The impacts of climate change are felt globally, and without drastic action now, adapting to these impacts in the future will be more difficult and costly. To be successful, climate adaptation strategies must be developed together with national, regional and international organisations, but also with the private sectors, civil society and the population.
A system is a set of connected things that operate together. The world is made up of systems. There are a multitude of connections and interactions between many different components of these systems, which means a change in one system can have great consequences in others. Climate change operates in so many complex systems that it calls for a significant difference in how we design and take actions. This is why we need systemic change, and to implement changes simultaneously in multiple components of a system to reach all or most parts of a system.
EIT Climate-KIC is the EU’s climate innovation agency, working to accelerate the transition to a zero-carbon and resilient world by enabling systems transformation. Headquartered in Amsterdam, it operates from 13 hubs across Europe and is active in 39 countries. EIT Climate-KIC was established in 2010 and is predominately funded by the European Institute of Innovation and Technology (EIT), a body of the European Union.

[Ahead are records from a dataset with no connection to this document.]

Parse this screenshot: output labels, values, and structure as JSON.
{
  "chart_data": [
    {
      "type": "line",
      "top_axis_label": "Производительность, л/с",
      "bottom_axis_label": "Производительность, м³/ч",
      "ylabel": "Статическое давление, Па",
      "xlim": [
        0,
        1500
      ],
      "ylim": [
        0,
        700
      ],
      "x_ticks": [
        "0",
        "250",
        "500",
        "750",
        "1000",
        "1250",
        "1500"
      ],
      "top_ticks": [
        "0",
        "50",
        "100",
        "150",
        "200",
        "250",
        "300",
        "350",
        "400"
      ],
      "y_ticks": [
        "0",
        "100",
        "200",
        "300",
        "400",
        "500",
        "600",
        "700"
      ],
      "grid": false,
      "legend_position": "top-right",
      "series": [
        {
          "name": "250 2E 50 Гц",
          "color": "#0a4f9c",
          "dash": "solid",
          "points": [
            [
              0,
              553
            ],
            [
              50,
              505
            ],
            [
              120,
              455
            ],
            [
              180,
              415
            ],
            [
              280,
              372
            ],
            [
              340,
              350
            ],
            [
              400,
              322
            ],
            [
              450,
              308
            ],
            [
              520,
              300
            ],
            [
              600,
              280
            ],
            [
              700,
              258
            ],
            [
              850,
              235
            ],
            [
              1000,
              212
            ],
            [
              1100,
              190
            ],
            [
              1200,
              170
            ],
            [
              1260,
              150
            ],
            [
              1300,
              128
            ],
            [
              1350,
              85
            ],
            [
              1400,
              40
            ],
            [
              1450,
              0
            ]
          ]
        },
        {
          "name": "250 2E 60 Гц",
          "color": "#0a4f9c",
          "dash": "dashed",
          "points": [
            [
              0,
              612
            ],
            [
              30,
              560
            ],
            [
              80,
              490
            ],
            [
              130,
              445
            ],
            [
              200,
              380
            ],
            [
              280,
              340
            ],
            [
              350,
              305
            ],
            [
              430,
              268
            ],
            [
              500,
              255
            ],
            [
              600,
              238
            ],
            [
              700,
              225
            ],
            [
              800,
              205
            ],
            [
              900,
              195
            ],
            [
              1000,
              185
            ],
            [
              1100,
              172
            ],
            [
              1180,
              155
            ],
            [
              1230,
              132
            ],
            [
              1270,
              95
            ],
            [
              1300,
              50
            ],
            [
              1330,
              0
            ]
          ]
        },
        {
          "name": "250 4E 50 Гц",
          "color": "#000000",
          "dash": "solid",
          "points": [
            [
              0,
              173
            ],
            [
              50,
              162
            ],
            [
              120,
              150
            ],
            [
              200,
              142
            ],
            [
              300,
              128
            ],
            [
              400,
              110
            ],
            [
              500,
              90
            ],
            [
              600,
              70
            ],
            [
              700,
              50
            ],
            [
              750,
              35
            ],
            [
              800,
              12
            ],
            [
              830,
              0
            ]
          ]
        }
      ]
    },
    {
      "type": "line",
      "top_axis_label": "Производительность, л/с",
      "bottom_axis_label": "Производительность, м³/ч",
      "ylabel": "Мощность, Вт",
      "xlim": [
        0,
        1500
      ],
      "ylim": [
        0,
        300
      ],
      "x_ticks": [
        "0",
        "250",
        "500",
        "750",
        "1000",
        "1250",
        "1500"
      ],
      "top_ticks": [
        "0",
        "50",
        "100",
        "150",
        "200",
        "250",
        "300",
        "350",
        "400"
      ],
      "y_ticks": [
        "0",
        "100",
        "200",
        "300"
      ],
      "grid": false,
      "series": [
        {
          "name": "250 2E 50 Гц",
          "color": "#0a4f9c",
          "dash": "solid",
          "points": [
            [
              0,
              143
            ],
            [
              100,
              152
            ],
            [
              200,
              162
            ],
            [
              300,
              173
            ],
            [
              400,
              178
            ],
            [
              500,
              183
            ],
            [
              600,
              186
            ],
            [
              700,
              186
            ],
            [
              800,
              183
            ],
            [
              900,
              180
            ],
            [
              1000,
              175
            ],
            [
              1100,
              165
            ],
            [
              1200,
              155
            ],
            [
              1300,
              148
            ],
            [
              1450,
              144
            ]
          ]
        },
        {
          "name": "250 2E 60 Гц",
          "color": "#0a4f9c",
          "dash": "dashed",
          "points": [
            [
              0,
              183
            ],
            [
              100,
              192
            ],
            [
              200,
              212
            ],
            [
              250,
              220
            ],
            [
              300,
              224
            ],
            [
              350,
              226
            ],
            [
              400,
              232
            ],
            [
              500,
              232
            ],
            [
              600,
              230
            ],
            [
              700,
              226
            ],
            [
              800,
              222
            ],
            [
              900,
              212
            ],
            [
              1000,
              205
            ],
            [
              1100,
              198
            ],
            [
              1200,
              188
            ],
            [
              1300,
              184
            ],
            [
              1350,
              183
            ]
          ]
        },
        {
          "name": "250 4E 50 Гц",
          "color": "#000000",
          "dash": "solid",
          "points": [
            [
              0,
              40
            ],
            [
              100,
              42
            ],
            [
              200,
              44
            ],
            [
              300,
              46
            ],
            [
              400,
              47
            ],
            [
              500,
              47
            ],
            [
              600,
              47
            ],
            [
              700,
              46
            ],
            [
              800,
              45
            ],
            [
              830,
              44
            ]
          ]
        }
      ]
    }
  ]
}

As a Knowledge and Innovation Community (KIC), it brings together more than 400 partners from business, academia, the public and non-profit sectors to create networks of expertise, through which innovative products, services and systems are developed, brought to market and scaled-up for impact.
Systems innovation with EIT Climate-KIC
EIT Climate-KIC has a way of working that is collaborative, mission-led and focused on creating a connected set (or portfolio) of interventions or actions with the aim to unlock change at scale. We call this systems innovation. The aim of these method and toolkits is to support “challenge owners” like Clyde Rebuilt in their efforts to tackle climate change by transforming whole systems. With systems innovation, a set of integrated and coordinated interventions happen simultaneously in the economic, political and social systems and along whole value chains.